Automattic, éditeur de WordPress, des collaborateurs dans le monde entier

Travailler pour Automattic signifie travailler à distance avec ses collaborateurs.

Par ailleurs, le candidat n’est pas mis en compétition avec d’autres candidats. Ces essais permettent surtout au recruteur de le confronter aux normes de travail de l’entreprise. Ils donnent aussi la possibilité au candidat, mais aussi aux collaborateurs au sein de l’entreprise de savoir si leur relation de travail sera fructueuse. La complicité entre les membres d’une même équipe est pour Matt Mullenweg, une valeur essentielle pour conserver les collaborateurs qui construiront le futur de l’entreprise au fil des années, notamment dans un secteur d’innovation permanente.

Un recrutement basé sur les essais qui limite le turnover

Ce système de recrutement a permis depuis mars 2013, de présélectionner 314 candidatures reçues. De ces 314 candidatures, ont découlé 38 recrutements, après 94 essais réalisés. Sur ces personnes embauchées, seules deux personnes sont parties de l’entreprise.

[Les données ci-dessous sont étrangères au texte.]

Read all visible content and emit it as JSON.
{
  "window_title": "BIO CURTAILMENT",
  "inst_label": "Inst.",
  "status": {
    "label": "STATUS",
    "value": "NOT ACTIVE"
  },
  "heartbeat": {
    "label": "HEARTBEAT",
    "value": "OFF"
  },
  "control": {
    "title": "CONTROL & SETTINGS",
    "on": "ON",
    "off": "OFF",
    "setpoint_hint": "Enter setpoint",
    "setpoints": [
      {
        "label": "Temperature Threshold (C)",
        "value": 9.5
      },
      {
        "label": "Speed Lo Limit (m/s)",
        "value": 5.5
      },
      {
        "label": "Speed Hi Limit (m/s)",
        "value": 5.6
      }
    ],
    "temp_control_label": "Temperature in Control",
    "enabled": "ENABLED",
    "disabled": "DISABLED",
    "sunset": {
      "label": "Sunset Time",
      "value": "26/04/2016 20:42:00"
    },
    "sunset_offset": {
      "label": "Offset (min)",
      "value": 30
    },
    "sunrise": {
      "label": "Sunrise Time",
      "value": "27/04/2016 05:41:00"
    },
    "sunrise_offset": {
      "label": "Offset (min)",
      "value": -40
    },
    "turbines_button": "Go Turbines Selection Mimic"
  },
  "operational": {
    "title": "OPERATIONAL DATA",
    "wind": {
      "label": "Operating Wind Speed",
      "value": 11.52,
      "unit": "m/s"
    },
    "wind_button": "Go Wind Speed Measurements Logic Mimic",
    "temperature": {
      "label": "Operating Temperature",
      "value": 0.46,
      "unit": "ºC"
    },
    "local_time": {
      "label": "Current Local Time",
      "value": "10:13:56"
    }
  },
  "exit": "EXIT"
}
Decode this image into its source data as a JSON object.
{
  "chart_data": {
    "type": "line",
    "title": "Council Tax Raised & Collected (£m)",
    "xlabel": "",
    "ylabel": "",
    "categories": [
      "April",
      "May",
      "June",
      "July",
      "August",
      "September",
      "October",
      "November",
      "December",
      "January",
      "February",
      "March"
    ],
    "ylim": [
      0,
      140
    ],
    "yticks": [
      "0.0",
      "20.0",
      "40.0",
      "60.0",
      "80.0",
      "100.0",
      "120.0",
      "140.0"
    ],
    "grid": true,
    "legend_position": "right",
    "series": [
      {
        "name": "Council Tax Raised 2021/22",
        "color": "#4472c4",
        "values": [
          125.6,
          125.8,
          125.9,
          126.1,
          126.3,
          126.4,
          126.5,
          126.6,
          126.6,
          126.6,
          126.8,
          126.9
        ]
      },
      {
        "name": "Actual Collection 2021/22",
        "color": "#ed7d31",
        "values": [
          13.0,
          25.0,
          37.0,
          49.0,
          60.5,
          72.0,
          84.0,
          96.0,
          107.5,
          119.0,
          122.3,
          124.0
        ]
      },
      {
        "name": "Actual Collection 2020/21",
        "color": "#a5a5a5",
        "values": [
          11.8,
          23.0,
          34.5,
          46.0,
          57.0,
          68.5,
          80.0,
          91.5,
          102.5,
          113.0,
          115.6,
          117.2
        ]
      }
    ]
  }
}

Beaucoup d’experts RH ont émis des doutes quant à cette méthode qui mobilise les ressources de l’entreprise lors de l’encadrement de ces « essayeurs ». La plupart jugeaient cette technique non adaptable à une entreprise de plus de 10 salariés. Aujourd’hui, Automattic emploie presque 250 personnes, répartis dans le monde entier. Ces essais ont permis de découvrir des candidats à même de mener des projets partagés par des collaborateurs disséminés géographiquement.